Closer was issued by ESP on CD in 1993 and reissued by a label called Calibre in 2002 (which still seems like it might be in print), yet I've been stymied in finding anyone with a copy (new or used) in stock.



Joe of Concord, CA wrote:

"Carnival of the Americas - Tito Rodriguez". I would like to buy this CD but can't find a location. I can get to San Francisco, if they have a specialist down there, otherwise can you suggest phone/internet location.

Joe:

This LP which you're seeking was originally issued on the Musicor label, but I've found no proof it was ever reissued on CD. I've been unable to date this session as it isn't listed in Lord's discography.





Rudy Gildehaus wrote:

On the Ken Burns Jazz special, the first episode, it bgan with Louis playing Deep Purple.

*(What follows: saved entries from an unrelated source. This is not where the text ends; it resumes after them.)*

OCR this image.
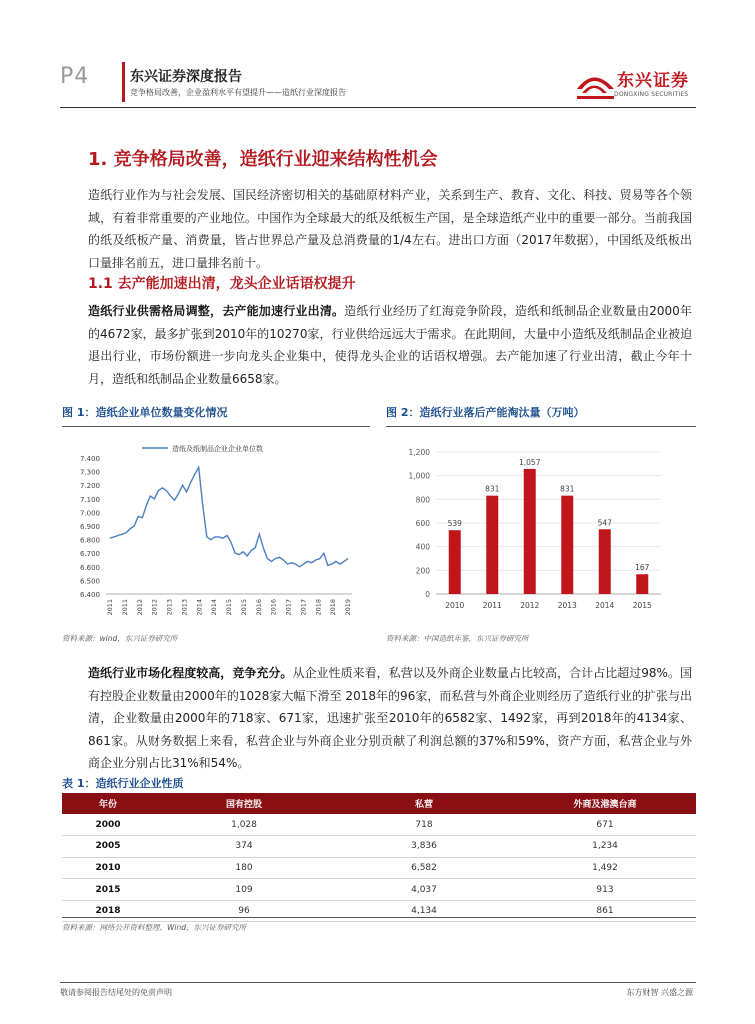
P4	东兴证券深度报告
竞争格局改善，企业盈利水平有望提升——造纸行业深度报告
东兴证券
DONGXING SECURITIES
1. 竞争格局改善，造纸行业迎来结构性机会
造纸行业作为与社会发展、国民经济密切相关的基础原材料产业，关系到生产、教育、文化、科技、贸易等各个领域，有着非常重要的产业地位。中国作为全球最大的纸及纸板生产国，是全球造纸产业中的重要一部分。当前我国的纸及纸板产量、消费量，皆占世界总产量及总消费量的1/4左右。进出口方面（2017年数据），中国纸及纸板出口量排名前五，进口量排名前十。
1.1 去产能加速出清，龙头企业话语权提升
造纸行业供需格局调整，去产能加速行业出清。造纸行业经历了红海竞争阶段，造纸和纸制品企业数量由2000年的4672家，最多扩张到2010年的10270家，行业供给远远大于需求。在此期间，大量中小造纸及纸制品企业被迫退出行业，市场份额进一步向龙头企业集中，使得龙头企业的话语权增强。去产能加速了行业出清，截止今年十月，造纸和纸制品企业数量6658家。
图 1：造纸企业单位数量变化情况	图 2：造纸行业落后产能淘汰量（万吨）
6.400
6.500
6.600
6.700
6.800
6.900
7.000
7.100
7.200
7.300
7.400
2011 2011 2012 2012 2013 2013 2014 2014 2015 2015 2016 2016 2017 2017 2018 2018 2019
造纸及纸制品企业企业单位数
0
200
400
600
800
1,000
1,200
539
2010
831
2011
1,057
2012
831
2013
547
2014
167
2015
资料来源：wind，东兴证券研究所	资料来源：中国造纸年鉴，东兴证券研究所
造纸行业市场化程度较高，竞争充分。从企业性质来看，私营以及外商企业数量占比较高，合计占比超过98%。国有控股企业数量由2000年的1028家大幅下滑至 2018年的96家，而私营与外商企业则经历了造纸行业的扩张与出清，企业数量由2000年的718家、671家，迅速扩张至2010年的6582家、1492家，再到2018年的4134家、861家。从财务数据上来看，私营企业与外商企业分别贡献了利润总额的37%和59%，资产方面，私营企业与外商企业分别占比31%和54%。
表 1：造纸行业企业性质
年份	国有控股	私营	外商及港澳台商
2000	1,028	718	671
2005	374	3,836	1,234
2010	180	6,582	1,492
2015	109	4,037	913
2018	96	4,134	861
资料来源：网络公开资料整理、Wind、东兴证券研究所
敬请参阅报告结尾处的免责声明	东方财智 兴盛之源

Unfortunately there was only a few bars played. Can you tell me if a recording of that is available, and perhaps the label and where it might be found? Thanks for whatever help you can give me.

Rudy:

I can find no record of any recording by Louis Armstrong of "Deep Purple," in Tom Lord's Discography or anywhere else. Since I didn't see the series in its entirety, maybe the song was something else, as Armstrong's trumpet is usually unmistakable.